StudentsFirst is a political lobbying organization formed in 2010 by Michelle Rhee, former school chancellor of Washington D.C. public schools, in support of education reform. The organization worked to pass state laws on issues such as expanding charter schools and teacher tenure reform. On March 29, 2016, it announced some of its state chapters would merge with 50CAN, and its Sacramento headquarters would downsize.

StudentsFirst organizes its policy agenda into three categories: "elevate teaching," "empower parents," and "govern well."

Under what it calls "elevate teaching," StudentsFirst has sought to eliminate the "last in, first out"—or -- seniority system for laying off public school teachers, based on the premise that such a system promotes a sense of "adult entitlement" among teachers. The organization also supports teacher evaluation systems based on improvement in student test scores, and does not believe such assessment systems cause teachers to alter the test scores.
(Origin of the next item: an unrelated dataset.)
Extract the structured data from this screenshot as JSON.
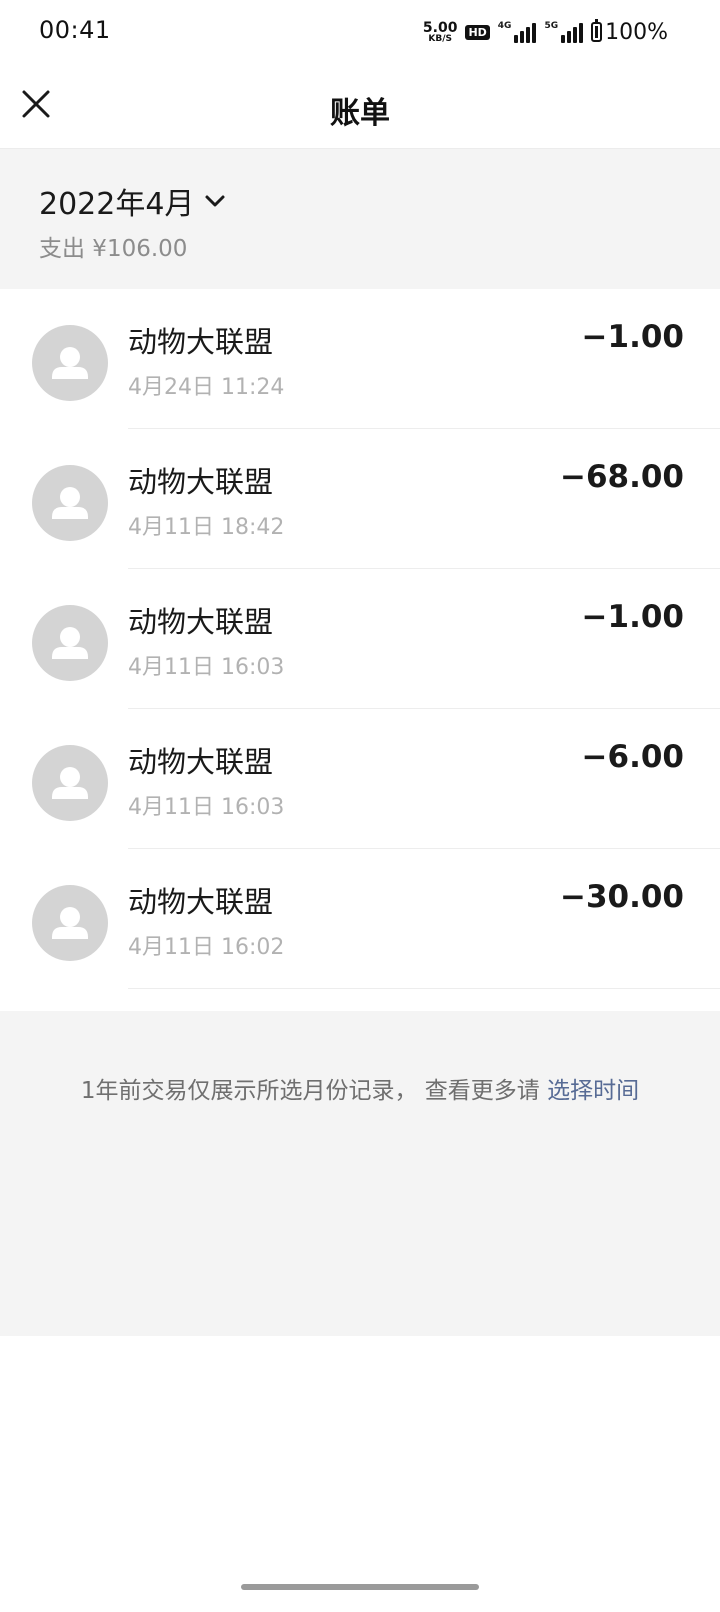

"Empower parents" refers broadly to policies that allow for increased choice in where a student attends school, such as increasing accessibility to charter schools and providing opt-out options for students whose local public school is deemed "low-performing." StudentsFirst supports parent trigger laws, such as the California law that served as the plot for the movie Won't Back Down.

"Govern well" refers to policies in regards to school spending and resource allocation.

In January 2013, StudentsFirst published a "policy report card" evaluating each of the 50 states' public educations laws and rules against its own policy agenda. The survey suggested states publicly finance charter schools, institute test-linked "performance pay packages" for teachers, repeal laws capping class sizes, and end teacher tenure. No state received an "A" and only two states, Florida and Louisiana, received "B"s.

According to the Los Angeles Times, StudentsFirst "spent nearly $2 million" in the 2012 general election cycle "to support 105 candidates across the country," 90 of whom were Republicans.